10/20/2008

Sailing Memory


Sailing on the Chesapeake Saturday was exciting - and when I was thinking about it later - I connected with the memory of another afternoon that I went sailing on the Chesapeake.

In 1954 shortly after I arrived in Baltimore to enter nurse's training at The Johns Hopkins Hospital I met a local guy at one of the informal "mixers" at Hampton House. He was tall, very tall, sun-tanned, with blonde hair bleached several shades lighter by the sun. You know, a Tab Hunter kind of guy. And, did I say he was very cute looking too? (This was before I met Jim.)

During that party he told me about his sail-boat which was docked somewhere on the Bay near his parents home. I don't remember our conversation but I would not be surprised if I had told him about the Hubbard and how I had always wanted to sail on it. You know, making small talk.

Would I like to go sailing? We would make up a group for a Sunday afternoon.
I was persuaded. I said, Yes.

On that Sunday afternoon Jack arrived in his shining well-finned Chevrolet - lots of gleaming chrome and white wall tires. Such a gentleman - he opened the door for me and I slid into the red leather front seat.
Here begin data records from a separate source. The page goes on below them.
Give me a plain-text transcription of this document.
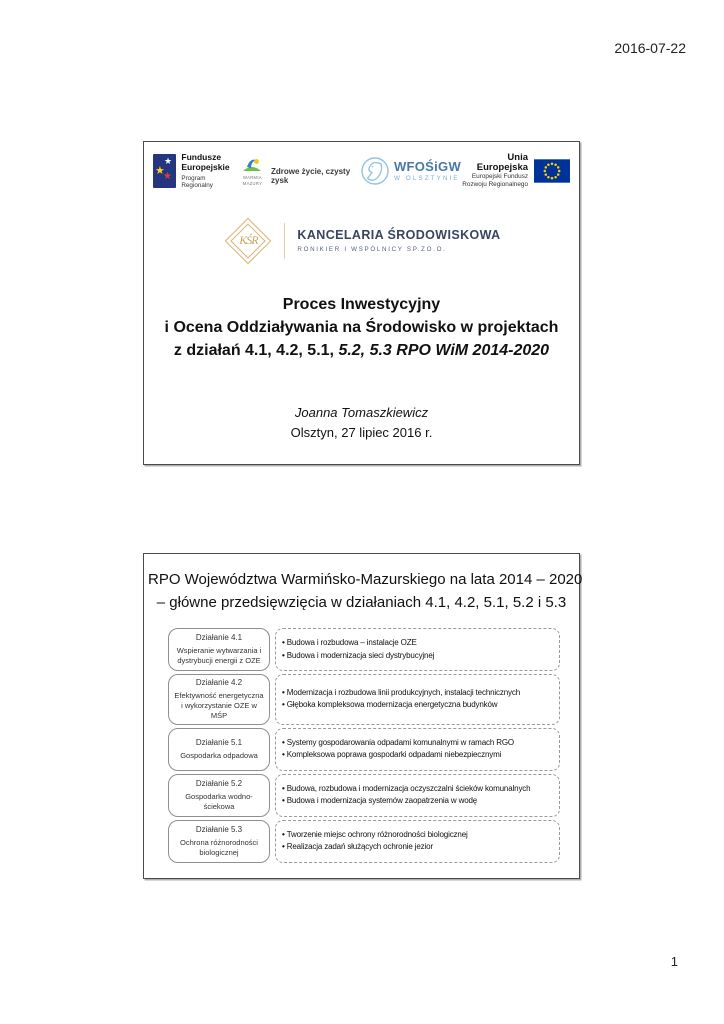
2016-07-22
★
★
★
Fundusze
Europejskie
Program Regionalny
WARMIA MAZURY
Zdrowe życie, czysty zysk
WFOŚiGW
W OLSZTYNIE
Unia Europejska
Europejski Fundusz
Rozwoju Regionalnego
KŚR	KANCELARIA ŚRODOWISKOWA
RONIKIER I WSPÓLNICY SP.ZO.O.
Proces Inwestycyjny
i Ocena Oddziaływania na Środowisko w projektach
z działań 4.1, 4.2, 5.1, 5.2, 5.3 RPO WiM 2014-2020
Joanna Tomaszkiewicz
Olsztyn, 27 lipiec 2016 r.
RPO Województwa Warmińsko-Mazurskiego na lata 2014 – 2020
– główne przedsięwzięcia w działaniach 4.1, 4.2, 5.1, 5.2 i 5.3
Działanie 4.1
Wspieranie wytwarzania i dystrybucji energii z OZE
• Budowa i rozbudowa – instalacje OZE
• Budowa i modernizacja sieci dystrybucyjnej
Działanie 4.2
Efektywność energetyczna i wykorzystanie OZE w MŚP
• Modernizacja i rozbudowa linii produkcyjnych, instalacji technicznych
• Głęboka kompleksowa modernizacja energetyczna budynków
Działanie 5.1
Gospodarka odpadowa
• Systemy gospodarowania odpadami komunalnymi w ramach RGO
• Kompleksowa poprawa gospodarki odpadami niebezpiecznymi
Działanie 5.2
Gospodarka wodno-ściekowa
• Budowa, rozbudowa i modernizacja oczyszczalni ścieków komunalnych
• Budowa i modernizacja systemów zaopatrzenia w wodę
Działanie 5.3
Ochrona różnorodności biologicznej
• Tworzenie miejsc ochrony różnorodności biologicznej
• Realizacja zadań służących ochronie jezior
1
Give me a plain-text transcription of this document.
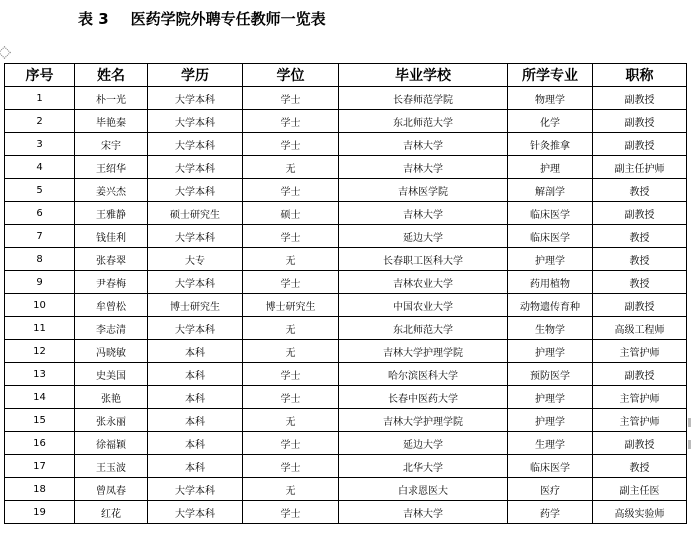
表 3 医药学院外聘专任教师一览表
序号	姓名	学历	学位	毕业学校	所学专业	职称
1	朴一光	大学本科	学士	长春师范学院	物理学	副教授
2	毕艳秦	大学本科	学士	东北师范大学	化学	副教授
3	宋宇	大学本科	学士	吉林大学	针灸推拿	副教授
4	王绍华	大学本科	无	吉林大学	护理	副主任护师
5	姜兴杰	大学本科	学士	吉林医学院	解剖学	教授
6	王雅静	硕士研究生	硕士	吉林大学	临床医学	副教授
7	钱佳利	大学本科	学士	延边大学	临床医学	教授
8	张春翠	大专	无	长春职工医科大学	护理学	教授
9	尹春梅	大学本科	学士	吉林农业大学	药用植物	教授
10	牟曾松	博士研究生	博士研究生	中国农业大学	动物遗传育种	副教授
11	李志清	大学本科	无	东北师范大学	生物学	高级工程师
12	冯晓敏	本科	无	吉林大学护理学院	护理学	主管护师
13	史美国	本科	学士	哈尔滨医科大学	预防医学	副教授
14	张艳	本科	学士	长春中医药大学	护理学	主管护师
15	张永丽	本科	无	吉林大学护理学院	护理学	主管护师
16	徐福颖	本科	学士	延边大学	生理学	副教授
17	王玉波	本科	学士	北华大学	临床医学	教授
18	曾凤春	大学本科	无	白求恩医大	医疗	副主任医
19	红花	大学本科	学士	吉林大学	药学	高级实验师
I did not tell him that not only was I not a swimmer; that I was deathly afraid of the water.

As I recall we met two other couples at the boat dock. They were laughing and friendly and put me right at ease. This guy had an impressive boat: tall masts, more than two sails, gleaming polished wood and any wood that wasn't polished was freshly painted white. He must have spent hours tending to it. As we shoved off he suggested I move up front and get some sun on the prow. I did - stretched out on the cool wood and tried to relax.

The wind picked up. The boat was slipping quickly through the water - suddenly the boat "tacked " to the left - on the shore-side. The boat leaned toward the water - and I was rolling over and over and into the water. I began thrashing my arms frantically and screaming.

"Help. Help." My date seemed unconcerned so I called out louder as I kicked my legs in a sort of desperate dog-paddle to keep my head above water.

That tall, blonde guy didn't look so cute when he leaned over the edge of his sail-boat and called out to me - " Ellouise, calm down, if you put your feet down - you can walk to shore - we will come around and pick you up." Everyone was laughing - all except one.
Me.

I decided I could live without him and his boat so that was the end of my sailing on the Chesapeake. Until this past Saturday.